The dataset provided by Kaggle consists of 2919 samples with 79 features each. This dataset originally split into training and testing datasets with 1460 and 1459 samples, respectively. In order to justify our models performance, the training dataset is split using train_test_split into two subsets of data. One subset contains 80% of the original training data and is used to train our model, second subset that is called validation subset contains the remaining 20% and is used to validate our model.

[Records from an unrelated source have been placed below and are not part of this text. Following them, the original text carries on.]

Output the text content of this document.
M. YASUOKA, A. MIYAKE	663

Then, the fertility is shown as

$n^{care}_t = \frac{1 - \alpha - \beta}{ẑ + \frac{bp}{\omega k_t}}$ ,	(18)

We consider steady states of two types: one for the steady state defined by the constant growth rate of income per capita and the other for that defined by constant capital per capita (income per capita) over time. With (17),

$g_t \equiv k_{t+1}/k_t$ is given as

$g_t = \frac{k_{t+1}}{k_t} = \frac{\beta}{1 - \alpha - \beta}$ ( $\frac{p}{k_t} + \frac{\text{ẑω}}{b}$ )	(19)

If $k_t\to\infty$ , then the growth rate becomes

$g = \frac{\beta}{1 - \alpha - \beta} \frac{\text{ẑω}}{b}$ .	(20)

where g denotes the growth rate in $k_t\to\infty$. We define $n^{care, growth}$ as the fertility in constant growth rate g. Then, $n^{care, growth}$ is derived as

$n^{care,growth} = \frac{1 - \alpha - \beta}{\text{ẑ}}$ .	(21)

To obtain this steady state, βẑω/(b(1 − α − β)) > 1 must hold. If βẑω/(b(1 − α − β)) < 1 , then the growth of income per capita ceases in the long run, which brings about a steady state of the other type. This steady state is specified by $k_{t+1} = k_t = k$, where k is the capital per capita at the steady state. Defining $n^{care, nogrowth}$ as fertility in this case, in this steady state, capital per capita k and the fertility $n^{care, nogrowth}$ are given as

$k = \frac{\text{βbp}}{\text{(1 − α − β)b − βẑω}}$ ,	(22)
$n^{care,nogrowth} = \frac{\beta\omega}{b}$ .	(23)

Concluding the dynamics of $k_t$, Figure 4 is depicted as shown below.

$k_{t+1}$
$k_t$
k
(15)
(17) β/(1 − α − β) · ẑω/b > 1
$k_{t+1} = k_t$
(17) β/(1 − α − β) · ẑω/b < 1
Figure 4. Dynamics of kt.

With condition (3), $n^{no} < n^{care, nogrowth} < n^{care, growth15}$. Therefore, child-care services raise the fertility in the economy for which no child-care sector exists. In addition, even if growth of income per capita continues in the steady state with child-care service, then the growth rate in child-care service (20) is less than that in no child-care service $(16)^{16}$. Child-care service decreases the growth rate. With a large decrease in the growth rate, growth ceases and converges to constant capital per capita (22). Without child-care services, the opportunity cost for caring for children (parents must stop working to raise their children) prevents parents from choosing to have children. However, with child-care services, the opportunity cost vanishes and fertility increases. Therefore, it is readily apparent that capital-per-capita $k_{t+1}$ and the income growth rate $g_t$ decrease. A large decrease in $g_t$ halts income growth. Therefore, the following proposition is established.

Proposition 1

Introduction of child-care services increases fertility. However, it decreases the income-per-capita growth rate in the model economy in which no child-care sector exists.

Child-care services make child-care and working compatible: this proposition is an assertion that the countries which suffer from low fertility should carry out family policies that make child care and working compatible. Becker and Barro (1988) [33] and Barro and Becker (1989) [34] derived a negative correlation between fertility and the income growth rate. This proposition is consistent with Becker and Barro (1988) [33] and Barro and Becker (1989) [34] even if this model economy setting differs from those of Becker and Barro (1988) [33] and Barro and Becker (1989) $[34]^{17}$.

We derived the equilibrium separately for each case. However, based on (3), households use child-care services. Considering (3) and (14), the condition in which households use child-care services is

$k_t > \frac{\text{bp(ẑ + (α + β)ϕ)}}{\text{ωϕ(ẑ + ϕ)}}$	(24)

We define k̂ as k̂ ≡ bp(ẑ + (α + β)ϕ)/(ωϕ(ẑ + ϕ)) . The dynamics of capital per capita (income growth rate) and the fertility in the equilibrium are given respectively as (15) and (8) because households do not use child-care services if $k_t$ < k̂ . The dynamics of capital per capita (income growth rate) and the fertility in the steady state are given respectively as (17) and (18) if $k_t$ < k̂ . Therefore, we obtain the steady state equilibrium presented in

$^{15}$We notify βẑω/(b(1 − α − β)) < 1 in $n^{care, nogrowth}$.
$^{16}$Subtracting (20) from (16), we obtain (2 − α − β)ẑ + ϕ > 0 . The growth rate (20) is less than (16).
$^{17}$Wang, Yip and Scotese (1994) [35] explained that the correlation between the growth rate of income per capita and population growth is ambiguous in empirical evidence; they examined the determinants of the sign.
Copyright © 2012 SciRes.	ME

The accuracy of validation using these 20% of the training data will provide us with an understanding of the efficiency of our design.
Data preprocessing consists of the following steps:
- The data is cleaned from features that contained more than 50% of missing data;
- All categorical features are transformed into numerical features;
- The features are sorted so it would be possible to describe them linearly;
- Some features with very low variance are deleted;
- Outliers are deleted;
- All missing values are found and handled;
- The data is normalized.
The training subset is used to train our model that consists of the following methods:
- Linear Regression;
- Gradient Boosting Regression;
- XGBoost Regressor;
- LGBM Regressor.
To obtain the results it was decided to combine all of the methods mentioned before into a single ensemble. In this ensemble the methods have different weights: Linear Regression (20%), Gradient Boosting Regression (15%), XGBoost Regressor (30%), and LGBM Regressor (35%). This ensemble provided accurate results as it showed a low mean absolute percentage error of approximately 7%. Which suggests that the final accuracy of the model is approximately 93%.